Last month I gave a progress report on analytics projects and software under development. Today I’m pleased to announce that Marcotti-Light — the light version of Soccermetrics’ match database schemas — has been open-sourced on GitHub.
Marcotti-Light is used to create databases that track full-time scorelines in all types of competitions and matches that involve either clubs or national teams. It also tracks penalty shootout results and even administrative point deductions to teams. I’ve used Marcotti-Light (its ancestors, actually) to build the database for the ResultsPage website and a couple of other internal projects as well.
Marcotti-Light, and all of the other Marcotti data schemas, consisted of hand-coded SQL and a library of routines to read and write from/to the database. This year I switched to writing the data models with SQLAlchemy, which means that I no longer have to carry around SQL scripts or custom code to do read/write operations.
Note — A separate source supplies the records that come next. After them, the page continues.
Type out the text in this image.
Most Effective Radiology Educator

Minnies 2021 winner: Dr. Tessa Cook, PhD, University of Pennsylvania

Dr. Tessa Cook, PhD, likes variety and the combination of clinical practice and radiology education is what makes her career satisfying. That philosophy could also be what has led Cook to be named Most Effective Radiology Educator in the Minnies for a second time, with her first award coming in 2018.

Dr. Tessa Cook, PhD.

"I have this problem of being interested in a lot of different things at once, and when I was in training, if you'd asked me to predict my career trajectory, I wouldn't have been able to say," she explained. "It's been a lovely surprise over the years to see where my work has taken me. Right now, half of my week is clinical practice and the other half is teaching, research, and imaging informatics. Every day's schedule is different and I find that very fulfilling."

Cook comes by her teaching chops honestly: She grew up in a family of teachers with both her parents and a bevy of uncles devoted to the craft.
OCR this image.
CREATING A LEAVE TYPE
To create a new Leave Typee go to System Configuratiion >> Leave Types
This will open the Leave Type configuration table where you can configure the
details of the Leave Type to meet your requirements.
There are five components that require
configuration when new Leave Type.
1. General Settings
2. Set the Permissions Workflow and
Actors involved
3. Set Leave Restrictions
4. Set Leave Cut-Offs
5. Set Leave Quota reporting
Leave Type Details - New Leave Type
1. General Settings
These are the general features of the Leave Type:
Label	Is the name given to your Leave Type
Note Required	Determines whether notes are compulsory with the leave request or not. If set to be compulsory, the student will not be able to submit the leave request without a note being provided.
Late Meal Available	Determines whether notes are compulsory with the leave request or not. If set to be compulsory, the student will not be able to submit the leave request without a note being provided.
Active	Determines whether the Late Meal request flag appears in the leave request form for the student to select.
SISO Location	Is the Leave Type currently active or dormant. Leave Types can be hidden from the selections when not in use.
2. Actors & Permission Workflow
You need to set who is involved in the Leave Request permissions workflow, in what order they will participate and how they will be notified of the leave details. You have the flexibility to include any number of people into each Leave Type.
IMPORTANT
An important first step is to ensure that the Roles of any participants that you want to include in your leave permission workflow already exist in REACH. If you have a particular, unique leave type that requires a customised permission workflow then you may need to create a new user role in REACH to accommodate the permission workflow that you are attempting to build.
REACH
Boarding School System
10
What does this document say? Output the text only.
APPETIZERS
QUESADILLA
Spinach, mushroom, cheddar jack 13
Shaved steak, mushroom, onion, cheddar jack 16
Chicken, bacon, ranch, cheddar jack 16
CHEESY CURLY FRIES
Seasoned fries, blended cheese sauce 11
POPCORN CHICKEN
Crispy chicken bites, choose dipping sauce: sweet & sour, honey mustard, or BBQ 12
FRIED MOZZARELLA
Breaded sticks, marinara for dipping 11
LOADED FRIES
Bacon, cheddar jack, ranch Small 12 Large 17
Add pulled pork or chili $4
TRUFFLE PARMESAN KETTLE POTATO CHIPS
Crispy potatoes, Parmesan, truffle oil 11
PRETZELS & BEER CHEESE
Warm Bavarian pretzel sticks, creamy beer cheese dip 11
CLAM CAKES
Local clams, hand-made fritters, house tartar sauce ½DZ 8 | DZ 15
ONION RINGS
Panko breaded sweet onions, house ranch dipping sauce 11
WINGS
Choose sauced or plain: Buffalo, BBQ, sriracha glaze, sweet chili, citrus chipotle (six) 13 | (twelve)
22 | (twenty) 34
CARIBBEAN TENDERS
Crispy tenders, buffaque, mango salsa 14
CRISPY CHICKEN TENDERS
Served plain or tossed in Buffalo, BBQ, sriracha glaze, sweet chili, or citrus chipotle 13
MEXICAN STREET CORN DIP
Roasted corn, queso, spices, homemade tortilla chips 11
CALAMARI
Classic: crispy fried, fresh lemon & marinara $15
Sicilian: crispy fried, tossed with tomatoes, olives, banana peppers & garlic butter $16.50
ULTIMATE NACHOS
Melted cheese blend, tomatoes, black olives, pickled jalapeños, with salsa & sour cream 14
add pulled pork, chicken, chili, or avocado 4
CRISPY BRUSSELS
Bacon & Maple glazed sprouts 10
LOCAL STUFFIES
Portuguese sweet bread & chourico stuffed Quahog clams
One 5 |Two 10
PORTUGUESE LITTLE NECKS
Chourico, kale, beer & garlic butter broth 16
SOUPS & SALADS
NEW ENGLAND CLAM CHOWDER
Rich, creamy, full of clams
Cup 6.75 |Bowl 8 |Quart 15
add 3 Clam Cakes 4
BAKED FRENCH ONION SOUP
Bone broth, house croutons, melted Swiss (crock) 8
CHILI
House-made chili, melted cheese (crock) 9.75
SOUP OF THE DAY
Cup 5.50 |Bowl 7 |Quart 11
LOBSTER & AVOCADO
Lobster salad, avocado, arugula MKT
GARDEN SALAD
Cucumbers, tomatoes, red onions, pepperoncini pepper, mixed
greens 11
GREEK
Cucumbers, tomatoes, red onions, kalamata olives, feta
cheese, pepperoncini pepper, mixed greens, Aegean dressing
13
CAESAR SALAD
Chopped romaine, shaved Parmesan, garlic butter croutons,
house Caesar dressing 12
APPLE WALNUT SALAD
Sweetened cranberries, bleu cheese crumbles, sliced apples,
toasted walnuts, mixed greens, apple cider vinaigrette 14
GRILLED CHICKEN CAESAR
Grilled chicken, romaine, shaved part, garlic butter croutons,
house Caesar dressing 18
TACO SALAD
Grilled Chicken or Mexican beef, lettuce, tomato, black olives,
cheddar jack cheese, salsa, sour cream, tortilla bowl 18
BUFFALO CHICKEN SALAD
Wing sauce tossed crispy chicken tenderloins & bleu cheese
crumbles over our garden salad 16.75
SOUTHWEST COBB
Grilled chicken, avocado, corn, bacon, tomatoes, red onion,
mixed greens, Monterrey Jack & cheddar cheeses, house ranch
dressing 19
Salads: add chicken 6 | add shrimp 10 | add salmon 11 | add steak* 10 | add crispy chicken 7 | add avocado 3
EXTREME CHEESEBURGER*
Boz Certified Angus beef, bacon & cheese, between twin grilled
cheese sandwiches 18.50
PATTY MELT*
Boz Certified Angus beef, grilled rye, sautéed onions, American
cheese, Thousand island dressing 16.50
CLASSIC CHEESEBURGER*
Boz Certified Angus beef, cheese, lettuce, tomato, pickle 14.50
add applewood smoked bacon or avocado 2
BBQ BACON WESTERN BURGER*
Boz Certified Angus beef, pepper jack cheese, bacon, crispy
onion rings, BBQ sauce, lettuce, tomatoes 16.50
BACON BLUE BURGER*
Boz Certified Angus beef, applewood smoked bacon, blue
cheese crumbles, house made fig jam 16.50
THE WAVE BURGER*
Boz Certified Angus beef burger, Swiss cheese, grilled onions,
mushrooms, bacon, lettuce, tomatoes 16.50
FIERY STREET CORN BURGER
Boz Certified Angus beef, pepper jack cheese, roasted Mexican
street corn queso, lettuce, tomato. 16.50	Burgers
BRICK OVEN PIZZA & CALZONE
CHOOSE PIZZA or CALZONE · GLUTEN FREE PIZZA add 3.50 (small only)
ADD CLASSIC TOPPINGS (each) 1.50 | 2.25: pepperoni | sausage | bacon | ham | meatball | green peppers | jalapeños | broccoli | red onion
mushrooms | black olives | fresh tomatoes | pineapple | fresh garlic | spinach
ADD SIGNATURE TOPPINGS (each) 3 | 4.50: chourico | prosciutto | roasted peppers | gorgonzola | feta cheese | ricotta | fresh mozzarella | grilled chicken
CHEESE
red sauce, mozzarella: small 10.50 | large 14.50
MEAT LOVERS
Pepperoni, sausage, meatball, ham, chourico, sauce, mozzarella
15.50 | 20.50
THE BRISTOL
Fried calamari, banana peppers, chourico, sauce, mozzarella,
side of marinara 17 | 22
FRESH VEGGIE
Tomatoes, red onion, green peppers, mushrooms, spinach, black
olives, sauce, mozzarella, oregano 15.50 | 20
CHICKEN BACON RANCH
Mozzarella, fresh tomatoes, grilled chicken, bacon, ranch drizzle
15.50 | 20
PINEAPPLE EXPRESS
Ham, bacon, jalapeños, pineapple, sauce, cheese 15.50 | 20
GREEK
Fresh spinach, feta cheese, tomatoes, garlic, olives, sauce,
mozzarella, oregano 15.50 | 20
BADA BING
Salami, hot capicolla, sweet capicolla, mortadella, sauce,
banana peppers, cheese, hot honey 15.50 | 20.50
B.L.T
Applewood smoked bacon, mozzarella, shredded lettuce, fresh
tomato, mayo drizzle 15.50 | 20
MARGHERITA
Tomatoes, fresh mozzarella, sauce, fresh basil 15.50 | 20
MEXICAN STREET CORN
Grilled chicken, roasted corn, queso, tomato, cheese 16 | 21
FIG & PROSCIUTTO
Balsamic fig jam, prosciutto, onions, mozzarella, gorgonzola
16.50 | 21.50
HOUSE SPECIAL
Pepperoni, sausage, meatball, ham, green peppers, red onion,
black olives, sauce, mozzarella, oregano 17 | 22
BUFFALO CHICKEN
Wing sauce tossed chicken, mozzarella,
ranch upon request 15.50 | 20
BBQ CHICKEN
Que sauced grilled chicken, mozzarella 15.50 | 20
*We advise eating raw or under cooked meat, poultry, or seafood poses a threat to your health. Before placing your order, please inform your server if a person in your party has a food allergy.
I can also create collections of common data models that are shared by club and national team data models. Most importantly, it is much easier to write test suites for these data models.
There are some things worth mentioning:
- Marcotti-Light, and the other Marcotti data schemas, are used to BUILD databases. They are NOT databases themselves!
- Use of these models requires knowledge of Python.
- If you feel that there are other values not listed in the data models that should be tracked, fork the repository and customize it yourself. You can even send a pull request, but expect requests to add betting-related fields (e.g. odds data) to be turned down.
- There will be a Wiki that will describe use cases in the near future.
So again, you can find the new Marcotti-Light repository at this link. The new redesigns of the rest of the Marcotti family will come online soon.